Pukkelpop

Toujours fièrement installé en campagne limbourgeoise, le Pukkelpop célèbre sa 30e édition ce jeudi. Quelque part entre l'exigence éclectique et pointue du Dour Festival et le gigantisme de Rock Werchter. Un commentaire de Nicolas Capart.

Trente ans et toutes ses dents ! Ou presque. C’est vrai, la grand-messe musicale limbourgeoise en a malgré tout perdu quelques-unes en chemin depuis 1985… Deux décès coup sur coup en 2010 (celui de Michael Been, ingé-son et père du bassiste de Black Rebel Motorcycle Club, et le suicide de Charles Haddon, chanteur du groupe Où Est Le Swimming Pool ?), et cette tempête aux tristes conséquences lors de l’édition suivante (cinq morts). Mais de cela, même si ce n’était pas gagné, le Pukkel s’est relevé, sans faiblir, et arbore toujours cet infaillible sourire. Comme à son habitude, il est le dernier grand rendez-vous musical de l’été belge des festivals, l’ultime étape majeure avant le repos mérité. La récompense des étudiants studieux aussi (lire : sans seconde session), et l’occasion de goûter en primeur aux nouveautés annoncées pour la rentrée.

Le gros de la saison 2015 est déjà derrière nous.

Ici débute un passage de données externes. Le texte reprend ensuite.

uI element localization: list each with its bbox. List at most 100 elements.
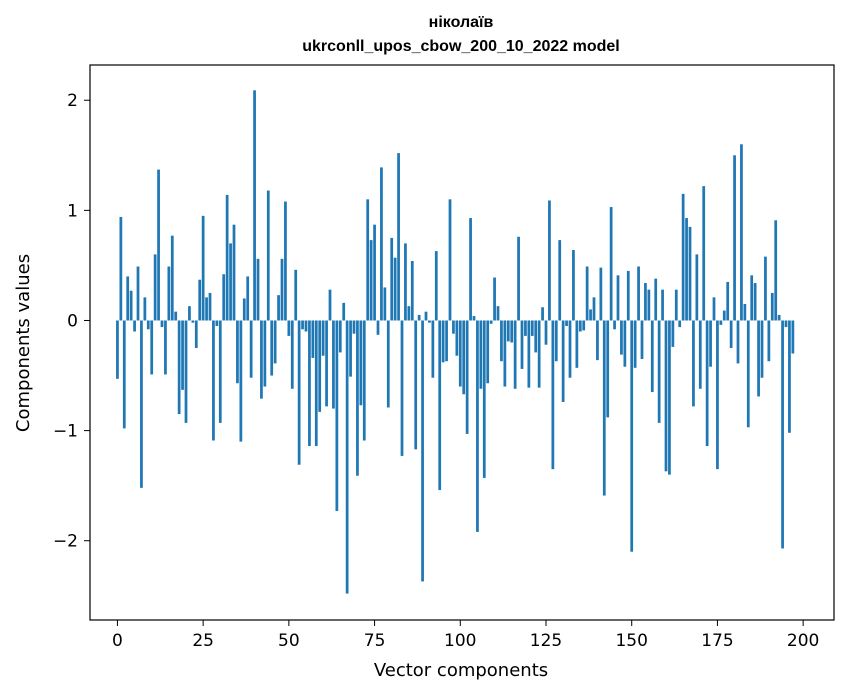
chart-title: ніколаїв [429,14,494,31]
x-axis-ticks: 0 25 50 75 100 125 150 175 200 [112,620,819,651]
bar [304,320,308,332]
x-tick-label: 150 [615,631,647,651]
bar [493,277,496,321]
x-tick-label: 75 [364,631,386,651]
bar [767,320,771,362]
bar [445,320,448,362]
bar [369,240,373,321]
bar [249,320,253,378]
bar [349,320,352,377]
bar [750,275,754,321]
bar [674,289,678,321]
bar [524,320,527,336]
bar [753,283,757,321]
bar [129,290,133,321]
bar [232,224,236,321]
x-tick-label: 125 [530,631,562,651]
bar [414,320,418,450]
bar [376,320,380,335]
bar [462,320,466,395]
bar [506,320,510,342]
bar [122,320,126,429]
bar [170,235,174,321]
bar [510,320,514,343]
y-tick-label: 2 [67,91,78,111]
bar [661,289,664,321]
bar [784,320,788,328]
bar [383,287,387,321]
bar [458,320,462,387]
x-tick-label: 50 [278,631,300,651]
bar [143,297,147,321]
bar [287,320,291,336]
bar [764,256,767,321]
bar [273,320,277,364]
bar [589,309,592,321]
bar [698,320,702,389]
bar [736,320,740,364]
bar [390,237,394,321]
bar [777,314,781,321]
bar [530,320,534,336]
bar [472,316,476,321]
bar [277,295,280,321]
bar [239,320,243,442]
bar [266,190,270,321]
bar [325,320,328,407]
bar [208,292,212,321]
bar [726,281,730,321]
bar [174,311,178,321]
bar [253,90,256,321]
bar [194,320,198,349]
x-tick-label: 200 [787,631,819,651]
bar [201,215,205,321]
bar [160,320,164,328]
bar [517,236,520,321]
bar [424,311,428,321]
bar [572,250,575,321]
bar [582,320,586,331]
bar [338,320,342,353]
bar [568,320,572,378]
bar [318,320,322,412]
bar [311,320,315,358]
bar [609,207,613,321]
bar [146,320,150,330]
bar [620,320,623,355]
bar [548,200,551,321]
bar [359,320,363,406]
bar [393,257,397,321]
bar [476,320,479,532]
bar [191,320,195,323]
bar [469,218,472,321]
bar [321,320,325,356]
bar [685,218,688,321]
bar [229,243,232,321]
x-axis-label: Vector components [374,660,548,681]
bar [407,306,411,321]
bar [290,320,294,389]
bar [164,320,167,375]
bar [688,226,692,321]
bar [242,298,246,321]
bar [455,320,459,356]
bar [356,320,359,476]
bar [184,320,188,423]
x-tick-label: 175 [701,631,733,651]
bar [421,320,424,582]
bar [225,194,229,321]
bar [743,303,747,321]
bar [452,320,455,334]
bar [119,216,123,321]
bar [650,320,654,393]
plot-frame [89,64,835,621]
bar [215,320,219,326]
bar [729,320,733,349]
chart-subtitle: ukrconll_upos_cbow_200_10_2022 model [302,38,619,55]
bar [537,320,541,388]
bar [294,269,298,321]
bar [757,320,760,397]
bar [236,320,239,384]
y-axis-ticks: 2 1 0 −1 −2 [53,91,90,552]
bar [482,320,486,478]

Et l’on peut, déjà, établir quelques ersatz de constats. Le géant flamand Rock Werchter, bien que toujours conquérant, a néanmoins connu le couac Dave Grohl et n’a pu fermer ses guichets des semaines à l’avance comme d’accoutumée. S’il n’a pas marqué artistiquement, le Bruxellois Couleur Café - dont la trésorerie est plus que jamais en péril - boit moins la tasse que prévu mais poursuit sa dégringolade avec une affluence de 68 000 festivaliers (face aux 72 000 de 2014 et surtout aux 82 000 de 2013). Les Ardentes liégeoises, en dépit d’un superbe cru, ont perdu quelque 12 000 festivaliers par rapport au record de l’été précédent. Tomorrowland ressasse mais plafonne et cartonne, et l’on attend avec impatience l’annonce d’une prochaine édition sur la Lune. Enfin, le Dour Festival explosait ses chiffres avec une excellente mouture et près de 230 000 visiteurs cumulés cette année. Très proche de ce dernier dans l’esprit (mais pas au niveau des moyens), le Pukkel pourrait, lui aussi, revendiquer une place de choix sur le podium festivalier cet été. Car, en dépit de ses têtes d’affiche 90’s ringardes (Linkin Park, Limp Bizkit, Offspring), le menu 2015 se révèle malgré tout assez relevé.